The Heartbeat of Wounded Knee: Native America from 1890 to the Present by David Treuer
The received idea of Native American history–as promulgated by books like Dee Brown’s mega-bestselling 1970 Bury My Heart at Wounded Knee–has been that American Indian history essentially ended with the 1890 massacre at Wounded Knee. In The Heartbeat of Wounded Knee, Treuer melds history with reportage and memoir. Tracing the tribes’ distinctive cultures from first contact, he explores how the depredations of each era spawned new modes of survival. It’s the essential, intimate story of a resilient people in a transformative era.
The Round House by Louise Erdrich
The Round House is an exquisitely told story by National Book Award winner and Pulitzer Prize finalist Louise Erdrich. On the Ojibwe reservation in North Dakota, a boy on the cusp of manhood seeks justice and understanding in the wake of a terrible crime that upends and forever transforms his family. It is a page-turning masterpiece of literary fiction – at once a powerful coming-of-age story, a mystery, and a tender, moving novel of family, history, and culture.
The Absolutely True Diary of a Part-Time Indian by Sherman Alexie
Junior is a budding cartoonist growing up on the Spokane Indian Reservation. Determined to take his future into his own hands, Junior leaves his troubled school on the rez to attend an all-white farm town high school where the only other Indian is the school mascot. Based on the author’s own experiences, this book chronicles the contemporary adolescence of one Native American boy as he attempts to break away from the life he was destined to live.

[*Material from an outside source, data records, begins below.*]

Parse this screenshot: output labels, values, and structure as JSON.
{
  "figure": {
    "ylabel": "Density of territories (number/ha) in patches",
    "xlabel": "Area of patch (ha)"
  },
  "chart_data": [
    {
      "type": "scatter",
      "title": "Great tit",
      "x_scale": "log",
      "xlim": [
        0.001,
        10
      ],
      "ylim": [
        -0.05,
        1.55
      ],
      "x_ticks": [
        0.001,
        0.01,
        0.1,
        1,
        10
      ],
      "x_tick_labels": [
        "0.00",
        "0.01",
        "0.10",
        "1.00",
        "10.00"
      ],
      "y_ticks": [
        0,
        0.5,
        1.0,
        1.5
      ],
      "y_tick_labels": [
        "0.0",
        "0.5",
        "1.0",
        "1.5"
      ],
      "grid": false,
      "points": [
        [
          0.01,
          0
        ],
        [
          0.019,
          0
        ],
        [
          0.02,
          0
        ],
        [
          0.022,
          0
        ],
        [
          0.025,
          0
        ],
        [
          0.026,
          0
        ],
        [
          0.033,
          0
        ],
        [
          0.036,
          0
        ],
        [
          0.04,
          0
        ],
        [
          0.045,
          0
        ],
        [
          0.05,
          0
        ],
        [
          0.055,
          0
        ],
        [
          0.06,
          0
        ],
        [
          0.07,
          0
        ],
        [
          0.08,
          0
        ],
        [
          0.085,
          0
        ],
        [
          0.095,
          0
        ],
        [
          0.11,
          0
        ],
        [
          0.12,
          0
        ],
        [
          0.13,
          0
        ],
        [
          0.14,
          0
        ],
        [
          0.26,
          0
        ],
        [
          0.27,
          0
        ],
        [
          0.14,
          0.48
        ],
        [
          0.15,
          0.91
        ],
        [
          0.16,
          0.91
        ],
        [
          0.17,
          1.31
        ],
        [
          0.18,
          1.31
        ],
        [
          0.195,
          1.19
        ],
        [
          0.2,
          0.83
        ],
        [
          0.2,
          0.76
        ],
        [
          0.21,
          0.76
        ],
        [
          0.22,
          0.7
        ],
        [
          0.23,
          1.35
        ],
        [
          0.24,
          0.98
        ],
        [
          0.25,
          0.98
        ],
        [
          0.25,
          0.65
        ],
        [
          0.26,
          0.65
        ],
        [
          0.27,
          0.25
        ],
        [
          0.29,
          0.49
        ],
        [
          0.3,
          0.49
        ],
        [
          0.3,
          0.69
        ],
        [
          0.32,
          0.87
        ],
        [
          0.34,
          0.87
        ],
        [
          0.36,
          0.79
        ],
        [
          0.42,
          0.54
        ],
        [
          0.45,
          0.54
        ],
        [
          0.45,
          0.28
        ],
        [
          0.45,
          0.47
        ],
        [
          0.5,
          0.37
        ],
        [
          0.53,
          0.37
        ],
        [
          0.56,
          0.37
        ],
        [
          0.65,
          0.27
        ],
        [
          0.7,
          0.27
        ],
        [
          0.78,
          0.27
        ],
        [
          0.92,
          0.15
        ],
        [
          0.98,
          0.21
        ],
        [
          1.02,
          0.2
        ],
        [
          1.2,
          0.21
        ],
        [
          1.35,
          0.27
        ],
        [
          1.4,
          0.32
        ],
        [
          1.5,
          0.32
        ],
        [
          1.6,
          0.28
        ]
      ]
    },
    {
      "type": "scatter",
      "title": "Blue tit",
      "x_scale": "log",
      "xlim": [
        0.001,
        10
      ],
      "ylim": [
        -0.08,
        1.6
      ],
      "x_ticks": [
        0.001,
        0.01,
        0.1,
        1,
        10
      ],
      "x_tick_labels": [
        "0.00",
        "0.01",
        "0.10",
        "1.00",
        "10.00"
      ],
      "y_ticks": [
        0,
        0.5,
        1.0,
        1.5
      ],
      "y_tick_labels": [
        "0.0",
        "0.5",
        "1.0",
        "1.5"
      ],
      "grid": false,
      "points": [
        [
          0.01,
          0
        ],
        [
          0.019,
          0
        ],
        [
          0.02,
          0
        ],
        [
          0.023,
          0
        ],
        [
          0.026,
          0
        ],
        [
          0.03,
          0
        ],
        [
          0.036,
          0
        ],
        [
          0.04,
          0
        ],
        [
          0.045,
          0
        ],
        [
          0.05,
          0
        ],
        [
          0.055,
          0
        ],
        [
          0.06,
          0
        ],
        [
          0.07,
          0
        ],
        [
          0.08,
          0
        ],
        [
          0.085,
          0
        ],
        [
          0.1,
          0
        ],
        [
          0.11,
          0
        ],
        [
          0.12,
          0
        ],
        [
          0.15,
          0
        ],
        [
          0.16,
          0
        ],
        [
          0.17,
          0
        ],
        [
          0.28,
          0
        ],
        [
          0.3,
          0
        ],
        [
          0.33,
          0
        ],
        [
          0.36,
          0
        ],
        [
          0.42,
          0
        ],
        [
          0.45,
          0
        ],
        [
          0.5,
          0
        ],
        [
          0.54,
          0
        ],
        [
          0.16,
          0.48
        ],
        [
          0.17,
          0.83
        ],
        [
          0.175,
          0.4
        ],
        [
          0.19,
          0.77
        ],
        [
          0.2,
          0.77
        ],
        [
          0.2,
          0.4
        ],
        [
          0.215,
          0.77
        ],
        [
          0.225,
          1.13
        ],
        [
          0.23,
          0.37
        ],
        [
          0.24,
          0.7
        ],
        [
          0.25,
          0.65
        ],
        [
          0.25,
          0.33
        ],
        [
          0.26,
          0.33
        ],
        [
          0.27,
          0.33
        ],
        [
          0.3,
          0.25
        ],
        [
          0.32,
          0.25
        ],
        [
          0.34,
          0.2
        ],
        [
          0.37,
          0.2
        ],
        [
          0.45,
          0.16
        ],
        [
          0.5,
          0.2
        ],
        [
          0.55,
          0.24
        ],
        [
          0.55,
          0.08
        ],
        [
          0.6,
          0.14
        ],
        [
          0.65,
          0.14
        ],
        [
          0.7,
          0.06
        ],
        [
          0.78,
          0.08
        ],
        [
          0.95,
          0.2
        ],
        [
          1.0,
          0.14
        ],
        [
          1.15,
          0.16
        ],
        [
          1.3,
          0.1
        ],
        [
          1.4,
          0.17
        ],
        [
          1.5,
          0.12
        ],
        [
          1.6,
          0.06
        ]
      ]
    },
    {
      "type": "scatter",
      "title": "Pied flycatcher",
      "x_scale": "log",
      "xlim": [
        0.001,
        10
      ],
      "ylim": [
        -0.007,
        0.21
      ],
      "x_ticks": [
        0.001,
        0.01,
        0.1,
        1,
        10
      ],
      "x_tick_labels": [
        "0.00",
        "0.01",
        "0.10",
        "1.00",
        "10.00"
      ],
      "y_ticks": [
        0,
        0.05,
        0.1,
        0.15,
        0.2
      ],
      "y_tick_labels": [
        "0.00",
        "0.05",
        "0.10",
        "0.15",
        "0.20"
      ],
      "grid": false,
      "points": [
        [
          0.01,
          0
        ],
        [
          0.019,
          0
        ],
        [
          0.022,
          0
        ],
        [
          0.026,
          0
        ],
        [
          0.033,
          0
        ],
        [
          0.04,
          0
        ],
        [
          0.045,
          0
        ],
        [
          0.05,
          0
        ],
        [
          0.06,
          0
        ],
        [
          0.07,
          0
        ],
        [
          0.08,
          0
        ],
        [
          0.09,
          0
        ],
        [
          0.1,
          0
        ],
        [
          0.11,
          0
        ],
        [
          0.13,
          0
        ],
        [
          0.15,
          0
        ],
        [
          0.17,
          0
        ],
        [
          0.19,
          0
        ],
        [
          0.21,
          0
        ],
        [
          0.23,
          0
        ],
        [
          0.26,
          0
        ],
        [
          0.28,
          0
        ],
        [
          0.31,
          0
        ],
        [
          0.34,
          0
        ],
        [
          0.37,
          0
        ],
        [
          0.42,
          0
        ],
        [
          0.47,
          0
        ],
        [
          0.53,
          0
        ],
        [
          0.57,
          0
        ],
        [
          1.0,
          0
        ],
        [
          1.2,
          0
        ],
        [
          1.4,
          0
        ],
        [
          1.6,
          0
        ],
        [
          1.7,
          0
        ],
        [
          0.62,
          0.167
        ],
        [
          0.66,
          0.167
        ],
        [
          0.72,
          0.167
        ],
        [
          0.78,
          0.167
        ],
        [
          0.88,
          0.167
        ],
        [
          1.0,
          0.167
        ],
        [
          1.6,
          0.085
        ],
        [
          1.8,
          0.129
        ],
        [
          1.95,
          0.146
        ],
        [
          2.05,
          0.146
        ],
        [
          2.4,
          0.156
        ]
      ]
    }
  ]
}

There There by Tommy Orange
Jacquie Red Feather is newly sober and trying to make it back to the family she left behind in shame. Dene Oxendene is pulling his life back together after his uncle’s death and has come to work at the powwow to honor his uncle’s memory. Opal Viola Victoria Bear Shield has come to watch her nephew Orvil, who has taught himself traditional Indian dance through YouTube videos and has come to the powwow to dance in public for the very first time. At the Big Oakland Powwow, there will be glorious communion, and a spectacle of sacred tradition and pageantry. And there will be sacrifice, and heroism, and unspeakable loss.
I Am a Man: Chief Standing Bear’s Journey for Justice by Joe Starita
In 1877, Chief Standing Bear’s Ponca Indian tribe was forcibly removed from their Nebraska homeland and marched to what was then known as Indian Territory (now Oklahoma), in what became the tribe’s own Trail of Tears. “I Am a Man” chronicles what happened when Standing Bear set off on a six-hundred-mile walk to return the body of his only son to their traditional burial ground. Along the way, it examines the complex relationship between the United States government and the small, peaceful tribe and the legal consequences of land swaps and broken treaties, while never losing sight of the heartbreaking journey the Ponca endured.
On the Rez by Ian Frazier
On the Rez is a sharp, unflinching account of the modern-day American Indian experience, especially that of the Oglala Sioux, who now live on the Pine Ridge Indian Reservation in the plains and badlands of the American West. Frazier fully explores the rez as he visits friends and relatives, goes to pow-wows and rodeos and package stores, and tinkers with a variety of falling-apart cars. He takes us inside the world of the Sioux as few writers ever have, writing with much wit, compassion, and imagination.
Brave Hearts: Indian Women of the Plains by Joseph Agonito
Some were hunters, some were warriors and, in a rare case, one was a chief; some lived extraordinary lives, while others lived more quietly in their lodges. Some were born into traditional families and knew their place in society while others were bi-racial who struggled to find their place in a world conflicted between Indian and white. Some never knew anything but the old, nomadic way of life, while others lived on to suffer through the reservation years. Others were born on the reservation but did their best in difficult times to keep to the old ways. Some never left the reservation while others ventured out into the larger world. All, in their own way, were Plains Indian women.